Methyl (3-O-benzyl-2,6-diamino-2,6-dideoxy-β-D-galactopyranosyl)-(1 → 4)-(3-O-benzyl-2,6-diamino-2,6-dideoxy-β-D-galactopyranosyl)-(1 → 4)-(3-O-benzyl-2,6-diamino-2,6-dideoxy-β-D-galactopyranosyl)-(1 → 4)-3-O-benzyl-2,6-diamino-2,6-dideoxy-β-D-galactopyranoside octahydrochloride (12)
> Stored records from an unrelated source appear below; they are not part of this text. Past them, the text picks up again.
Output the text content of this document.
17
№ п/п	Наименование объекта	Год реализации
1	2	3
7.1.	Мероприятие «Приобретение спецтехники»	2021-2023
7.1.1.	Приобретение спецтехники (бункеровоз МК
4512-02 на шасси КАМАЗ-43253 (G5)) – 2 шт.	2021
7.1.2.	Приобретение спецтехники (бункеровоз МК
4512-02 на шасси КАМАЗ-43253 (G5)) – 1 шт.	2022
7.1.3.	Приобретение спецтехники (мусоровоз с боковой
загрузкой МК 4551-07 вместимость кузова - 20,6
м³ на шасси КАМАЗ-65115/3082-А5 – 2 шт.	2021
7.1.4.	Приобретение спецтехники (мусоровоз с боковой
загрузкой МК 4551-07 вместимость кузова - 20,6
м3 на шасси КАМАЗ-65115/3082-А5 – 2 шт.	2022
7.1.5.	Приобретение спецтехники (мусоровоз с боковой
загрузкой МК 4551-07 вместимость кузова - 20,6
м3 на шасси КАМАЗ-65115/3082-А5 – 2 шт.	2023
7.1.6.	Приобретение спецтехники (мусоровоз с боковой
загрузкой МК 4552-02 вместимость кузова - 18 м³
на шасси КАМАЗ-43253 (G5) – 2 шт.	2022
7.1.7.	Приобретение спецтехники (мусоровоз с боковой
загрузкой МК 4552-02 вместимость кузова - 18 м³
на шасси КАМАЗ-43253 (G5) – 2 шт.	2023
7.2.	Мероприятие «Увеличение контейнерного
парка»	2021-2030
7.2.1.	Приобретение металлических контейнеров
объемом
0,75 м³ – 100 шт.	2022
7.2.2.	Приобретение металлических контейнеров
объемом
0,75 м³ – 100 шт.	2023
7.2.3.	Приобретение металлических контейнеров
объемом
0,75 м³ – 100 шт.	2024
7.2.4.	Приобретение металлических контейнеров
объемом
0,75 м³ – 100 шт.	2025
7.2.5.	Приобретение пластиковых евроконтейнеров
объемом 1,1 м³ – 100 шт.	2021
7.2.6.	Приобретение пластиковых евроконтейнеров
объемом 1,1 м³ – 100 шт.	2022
Compound 8 (44.7 mg, 22 μmol) was dissolved in EtOH (2.0 mL) and hydrazine monohydrate (25 μL) was subsequently added to the solution. The mixture was sealed, heated to 70 °C, and stirred for 22 h. The solution was cooled to room temperature and concentrated under reduced pressure. The crude mixture was diluted with water and filtrated. Then 0.05% TFA in water was added, and lyophilization was performed. One-sixth of the crude product was purified by RP-HPLC using a linear gradient of 0%–35% CH₃CN/0.05% TFA in water/0.05% TFA for 70 min at room temperature, a flow rate of 6.0 mL min⁻¹, a C18 column, and detection at 255 nm. After the HPLC purification, the amino saccharide was dissolved in 0.1 M hydrochloric acid (1.0 mL) and concentrated under reduced pressure. The product was coevaporated with water (5 times) and lyophilized to afford 12 as a colorless solid (2.0 μmol, 56%). ¹H NMR (D₂O, 400 MHz) δ 7.54–7.45 (m, 20H), 4.95–4.69 (m, 10H), 4.66 (s, 1H), 4.62–4.59 (m, 3H), 4.56 (s, 1H), 4.29 (d, J = 2.3 Hz, 1H), 4.04 (t, J = 6.4 Hz, 1H), 3.94 (dd, J = 11.3, 2.2 Hz, 1H), 3.90–3.84 (m, 2H), 3.78 (m, 5H), 3.67–3.63 (dd, J = 11.2, 2.8 Hz, 1H), 3.53–3.59 (m, 4H), 3.47–3.31 (m, 9H); ¹³C {¹H} NMR (D₂O, 101 MHz) δ 126.4, 126.2, 119.7, 119.6, 119.5, 119.3, 119.2, 90.3, 89.2, 89.2, 89.0, 65.7, 65.4, 65.3, 62.8, 62.7, 62.4, 61.9, 61.5, 61.2, 60.8, 60.5, 54.4, 48.0, 42.1. HRMS (ESI/Q-TOF) m/z: calcd for C₅₃H₇₇N₈O₁₃⁺ [M + H]⁺, 1033.5605; found 1033.5607.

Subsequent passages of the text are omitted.